Without a doubt, one of the most under-appreciated groups of healthcare workers in our country are emergency medical technicians. These are the dedicated men and women who respond to illness and injury outside of the hospital setting. There are several levels of EMT — including emergency medical responder, EMT basic, advanced EMT and paramedic — and the levels correspond to increasing levels of education and skill.
While much of our national healthcare focus is always on nurses and physicians, it is the first responder who comes to the house where a loved one experiences a cardiac arrest and starts CPR. It is the EMT who treats the patient at the overturned car and extricates them from it so that they can be taken to the hospital. It is the flight paramedic who keeps them alive from the scene of the house fire to the burn center. These individuals put themselves at physical risk and work with limited resources to save life and limb.

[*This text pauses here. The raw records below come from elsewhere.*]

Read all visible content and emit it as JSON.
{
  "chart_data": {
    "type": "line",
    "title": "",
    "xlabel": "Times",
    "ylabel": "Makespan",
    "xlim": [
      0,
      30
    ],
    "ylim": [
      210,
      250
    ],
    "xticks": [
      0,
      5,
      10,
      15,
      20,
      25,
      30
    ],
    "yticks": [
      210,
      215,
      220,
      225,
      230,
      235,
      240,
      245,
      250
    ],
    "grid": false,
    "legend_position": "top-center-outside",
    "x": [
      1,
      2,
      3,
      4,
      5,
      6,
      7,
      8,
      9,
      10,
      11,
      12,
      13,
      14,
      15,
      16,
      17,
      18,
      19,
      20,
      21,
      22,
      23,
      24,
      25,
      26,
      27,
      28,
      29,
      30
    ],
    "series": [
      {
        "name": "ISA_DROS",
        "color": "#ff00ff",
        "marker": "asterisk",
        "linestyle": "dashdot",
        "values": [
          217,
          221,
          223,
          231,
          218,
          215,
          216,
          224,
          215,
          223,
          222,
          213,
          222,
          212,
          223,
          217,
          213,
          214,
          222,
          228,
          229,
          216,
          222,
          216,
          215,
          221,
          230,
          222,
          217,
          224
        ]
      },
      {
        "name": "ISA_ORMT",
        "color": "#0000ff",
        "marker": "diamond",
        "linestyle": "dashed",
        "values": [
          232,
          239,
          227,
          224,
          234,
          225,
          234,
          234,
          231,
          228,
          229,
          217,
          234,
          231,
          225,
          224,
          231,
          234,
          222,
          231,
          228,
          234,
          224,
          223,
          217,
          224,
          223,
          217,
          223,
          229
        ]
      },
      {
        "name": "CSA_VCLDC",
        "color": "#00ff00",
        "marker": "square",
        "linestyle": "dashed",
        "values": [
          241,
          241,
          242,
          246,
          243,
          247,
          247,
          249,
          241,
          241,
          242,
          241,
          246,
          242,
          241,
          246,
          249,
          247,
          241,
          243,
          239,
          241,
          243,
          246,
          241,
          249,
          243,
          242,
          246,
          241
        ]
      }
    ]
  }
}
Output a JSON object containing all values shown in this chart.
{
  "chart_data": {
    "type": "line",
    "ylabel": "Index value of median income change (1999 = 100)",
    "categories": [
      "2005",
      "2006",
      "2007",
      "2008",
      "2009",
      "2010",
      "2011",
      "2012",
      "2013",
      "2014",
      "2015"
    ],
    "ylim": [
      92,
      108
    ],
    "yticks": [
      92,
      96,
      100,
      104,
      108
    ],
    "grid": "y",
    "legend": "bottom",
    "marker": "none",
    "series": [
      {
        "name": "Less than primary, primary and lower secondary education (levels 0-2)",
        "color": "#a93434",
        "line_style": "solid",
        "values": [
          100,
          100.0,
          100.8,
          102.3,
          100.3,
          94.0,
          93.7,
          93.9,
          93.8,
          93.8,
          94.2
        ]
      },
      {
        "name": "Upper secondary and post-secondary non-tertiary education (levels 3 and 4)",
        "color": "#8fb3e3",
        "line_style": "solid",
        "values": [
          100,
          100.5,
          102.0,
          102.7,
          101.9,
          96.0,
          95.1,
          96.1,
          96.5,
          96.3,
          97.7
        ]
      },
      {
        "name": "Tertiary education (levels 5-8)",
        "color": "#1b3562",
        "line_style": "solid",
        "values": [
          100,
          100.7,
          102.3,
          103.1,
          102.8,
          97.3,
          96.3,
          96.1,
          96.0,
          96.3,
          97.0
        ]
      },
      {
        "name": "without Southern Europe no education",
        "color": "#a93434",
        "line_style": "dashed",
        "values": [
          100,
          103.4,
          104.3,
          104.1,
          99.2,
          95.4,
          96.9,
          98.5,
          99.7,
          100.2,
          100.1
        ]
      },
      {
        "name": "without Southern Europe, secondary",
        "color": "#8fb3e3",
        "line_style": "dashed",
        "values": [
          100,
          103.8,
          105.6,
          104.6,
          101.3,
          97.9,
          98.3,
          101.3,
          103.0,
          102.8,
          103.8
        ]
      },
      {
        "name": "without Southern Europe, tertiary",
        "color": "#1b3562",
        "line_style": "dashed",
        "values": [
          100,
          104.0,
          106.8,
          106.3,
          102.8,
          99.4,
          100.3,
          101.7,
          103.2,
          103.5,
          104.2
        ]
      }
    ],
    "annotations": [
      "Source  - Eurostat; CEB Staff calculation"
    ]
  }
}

The pandemic has highlighted their importance, as they have been in constant motion to the homes of the sick, or transferring the grievously ill from hospitals with fewer resources to hospitals with more. In many cases, due to the shocking shortage of hospital beds, EMTs have been taking patients across several states to find available beds.
Communities and churches should take every opportunity to show appreciation to EMTs. Furthermore, the work they do is truly a mission field. They should be constantly in our prayers. Not only is their work physically hazardous, it is emotionally and spiritually so — as constant exposure to death and disaster takes a toll.
As a mission field, it should attract believers who feel a call to this work. They will do great good by bringing the love of God to the sick and dying, and to co-workers, in a setting that brings new challenges every day. It always seems noble for us to send young people into full-time ministry. But maybe we need to send some to be medics as well. For the work of the Church happens in the back of the ambulance as surely as it does in the pulpit.